Former Chief Justice Sir David Simmons is not about to let recent threats made by former Prime Minister Freundel Stuart against the Caribbean Court of Justice (CCJ) die with the former Democratic Labour Party (DLP) Government.
Unhappy with the quality of justice that the Trinidad-based CCJ had been dispensing, especially in relation to Barbados, Stuart, whose DLP was eventually ousted from power, had solemnly promised during the May 24 general election campaign that if re-elected to Government he would leave the appellate jurisdiction of the CCJ.
“I want to say this, Barbados is not going back to the Privy Council because we are not going backward, life goes not backward or tarries with yesterday, but once the Democratic Labour Party is re-elected to office, I am determined to put Barbados on the same level as every other CARICOM country by de-linking from the Caribbean Court of Justice in its appellate jurisdiction,” Stuart had stated at the time, while stating that “we went in first and we can come out first”.
He had also pointed out that the CCJ had heard two cases for the year, “one from Barbados and one from Guyana”.
And though not commenting on actual CCJ judgments, he had also made it clear that “I’m not going to have Barbados disrespected by any politicians wearing robes. It is not going to happen. And I spoke about this privately to the present president of the Caribbean Court of Justice. I don’t want to influence any decisions, I don’t care what they decide.

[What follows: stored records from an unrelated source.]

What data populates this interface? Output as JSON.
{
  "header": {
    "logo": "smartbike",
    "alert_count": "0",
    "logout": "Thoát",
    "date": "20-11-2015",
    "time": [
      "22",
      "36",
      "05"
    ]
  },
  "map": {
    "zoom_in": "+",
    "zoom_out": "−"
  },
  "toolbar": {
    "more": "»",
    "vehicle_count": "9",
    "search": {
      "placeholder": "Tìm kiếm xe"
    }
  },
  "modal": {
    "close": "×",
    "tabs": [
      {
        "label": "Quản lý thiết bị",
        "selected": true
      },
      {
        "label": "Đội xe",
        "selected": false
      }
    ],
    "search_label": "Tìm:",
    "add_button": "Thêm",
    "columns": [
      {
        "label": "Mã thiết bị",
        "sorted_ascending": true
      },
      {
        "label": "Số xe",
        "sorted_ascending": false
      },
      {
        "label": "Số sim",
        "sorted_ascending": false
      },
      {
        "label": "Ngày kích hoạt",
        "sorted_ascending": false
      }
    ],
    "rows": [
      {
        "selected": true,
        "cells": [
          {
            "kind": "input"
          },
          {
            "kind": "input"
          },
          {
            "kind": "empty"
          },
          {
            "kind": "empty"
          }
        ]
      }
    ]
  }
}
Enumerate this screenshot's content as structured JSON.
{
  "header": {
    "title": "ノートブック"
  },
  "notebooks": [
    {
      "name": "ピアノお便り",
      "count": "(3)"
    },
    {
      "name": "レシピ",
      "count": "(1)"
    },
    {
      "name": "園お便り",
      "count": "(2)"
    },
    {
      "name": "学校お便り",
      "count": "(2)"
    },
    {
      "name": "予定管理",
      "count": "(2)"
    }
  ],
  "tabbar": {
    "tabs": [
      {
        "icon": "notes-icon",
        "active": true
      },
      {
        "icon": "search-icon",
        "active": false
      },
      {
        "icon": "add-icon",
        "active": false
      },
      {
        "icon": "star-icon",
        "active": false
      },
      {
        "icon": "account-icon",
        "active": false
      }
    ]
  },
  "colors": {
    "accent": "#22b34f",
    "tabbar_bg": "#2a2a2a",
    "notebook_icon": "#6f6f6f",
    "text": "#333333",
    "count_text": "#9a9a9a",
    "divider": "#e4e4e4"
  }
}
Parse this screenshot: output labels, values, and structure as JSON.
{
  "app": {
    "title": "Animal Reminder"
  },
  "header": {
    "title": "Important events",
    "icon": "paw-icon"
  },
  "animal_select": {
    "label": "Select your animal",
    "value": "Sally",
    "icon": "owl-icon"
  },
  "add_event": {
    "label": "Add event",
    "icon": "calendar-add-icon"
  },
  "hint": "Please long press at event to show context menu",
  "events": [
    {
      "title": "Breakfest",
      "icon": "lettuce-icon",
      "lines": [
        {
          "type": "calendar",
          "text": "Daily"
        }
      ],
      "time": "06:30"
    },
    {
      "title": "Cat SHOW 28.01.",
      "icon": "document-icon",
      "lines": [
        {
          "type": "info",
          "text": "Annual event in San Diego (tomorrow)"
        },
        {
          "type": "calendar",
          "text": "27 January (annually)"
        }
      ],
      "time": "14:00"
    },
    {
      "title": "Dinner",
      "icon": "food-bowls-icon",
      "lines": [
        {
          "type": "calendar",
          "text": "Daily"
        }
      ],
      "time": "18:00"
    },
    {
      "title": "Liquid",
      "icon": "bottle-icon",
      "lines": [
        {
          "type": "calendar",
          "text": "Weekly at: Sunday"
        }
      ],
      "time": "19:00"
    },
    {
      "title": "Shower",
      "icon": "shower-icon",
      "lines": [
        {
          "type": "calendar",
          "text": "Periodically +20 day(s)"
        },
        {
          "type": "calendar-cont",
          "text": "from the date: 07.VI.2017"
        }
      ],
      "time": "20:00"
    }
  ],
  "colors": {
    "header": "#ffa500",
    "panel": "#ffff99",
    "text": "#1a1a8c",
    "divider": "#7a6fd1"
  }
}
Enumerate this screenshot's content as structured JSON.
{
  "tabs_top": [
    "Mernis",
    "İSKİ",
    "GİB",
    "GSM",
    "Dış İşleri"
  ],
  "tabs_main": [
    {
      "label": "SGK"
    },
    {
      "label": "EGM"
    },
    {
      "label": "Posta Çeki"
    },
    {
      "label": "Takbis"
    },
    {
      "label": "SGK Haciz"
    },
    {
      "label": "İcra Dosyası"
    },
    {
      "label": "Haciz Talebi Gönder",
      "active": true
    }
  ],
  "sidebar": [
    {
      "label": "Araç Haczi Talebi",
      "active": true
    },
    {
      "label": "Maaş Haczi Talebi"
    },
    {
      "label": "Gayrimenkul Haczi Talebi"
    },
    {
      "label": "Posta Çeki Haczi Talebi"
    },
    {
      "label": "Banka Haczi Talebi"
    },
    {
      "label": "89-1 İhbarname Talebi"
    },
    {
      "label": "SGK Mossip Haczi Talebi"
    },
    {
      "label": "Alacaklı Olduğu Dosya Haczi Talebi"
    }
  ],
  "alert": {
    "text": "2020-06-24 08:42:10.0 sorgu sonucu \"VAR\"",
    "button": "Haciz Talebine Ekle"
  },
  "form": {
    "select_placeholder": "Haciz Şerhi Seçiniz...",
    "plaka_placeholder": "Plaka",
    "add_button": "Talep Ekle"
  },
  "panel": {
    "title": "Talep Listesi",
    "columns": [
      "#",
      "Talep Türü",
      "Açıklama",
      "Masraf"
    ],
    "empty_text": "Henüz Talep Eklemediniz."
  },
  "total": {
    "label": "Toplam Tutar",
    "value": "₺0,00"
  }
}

“[However], I think that the attitude coming from Port of Spain leaves much to be desired in terms of how it is treating Barbados and I am not going to have a situation where other countries in the Caribbean keep a safe, safe distance from that court while Barbados supports it,” Stuart added.
However, while arguing strongly that the CCJ remained relevant, Sir David told a meeting of Men’s Education Support Association (MESA) at St Michael School on Thursday night that he was still trying to find out what Stuart would have replaced the CCJ with, “because he didn’t help us to what would have been the final appeal court”.
At the same time, Sir David, who is one of the leading regional proponents of the CCJ and who sat on the committee which established the regional court, warned that leaving the CCJ was not as easy as the former Prime Minister had made it seem.
“It would not be easy to withdraw Barbados from the CCJ if proper consideration or thought had been given to the statement. It would have become obvious that there are some heavy hurdles before you can withdraw from the court,” Sir David maintained.
Reading from Article 37 of the CCJ Treaty which established the court, he explained that “a contracting party may withdraw from this agreement by giving three years notice in writing to the depository, who shall promptly notify the other contracting parties accordingly and the withdrawal shall take effect five years after the date on which the notice has been received from the depository”.
The former Chief Justice further explained, “that [provision]was crafted to make it difficult for a state, which had committed [to the court], to withdraw for the same or similar reasons that may have informed the statement of the former Prime Minister”.
“If you are concerned that a judge said something, you write the President of the court and say what you have heard and you say that you don’t expect this type of behaviour, but you won’t withdraw a whole country from a court because a judge may have been callous in their remarks if it happened,” Sir David said.
The CCJ, which was established in 2001 as the main judicial institution of the 15-member grouping, currently handles appeals from only four CARICOM member states, namely Barbados, Belize, Dominica and Guyana, with the remainder, including Trinidad where the court is based, yet to replace the Judicial Committee of the Privy Council as their final appellate court.
The court also adjudicates disputes arising from the CARICOM Single Market and Economy.
In defence of the court’s operations, Sir David argued that the CCJ improves the access of Caribbean nationals to justice, was cheaper than taking appeals to the London based Privy Council and was a step in the right direction in terms of breaking away from the UK-dependency syndrome.
“We used to be Eurocentric and looking to England for decisions telling us how the law should be applied and those decisions were note infused with any understanding of the Caribbean,” Sir David said, adding, “I think that to suggest that you should continue with the Privy Council because you don’t have to pay for the services is to proliferate an attitude of mendicancy that is an unworthy argument unbefitting of people who should be proud and confident of so many years of democracy.”
Simmons explained that to take a criminal case to the Privy Council the state’s bill was in the region of over £50,000 ,while it was way less for the CCJ, whose judgment takes into consideration the realities of the Caribbean.
“I know there are some people who aren’t happy with one or two of the [CCJ] judges [but] wherever you have legal issues that are novel you will get a divergence of intellectual power. We have seen in the CCJ that there has been dissenting judgments, but that ability to have a divergence of intellectual view is healthy,” Sir David suggested, adding that “we as Caribbean people are entitled to fashion our jurisprudence having regard for the norms, standards and culture of this region”.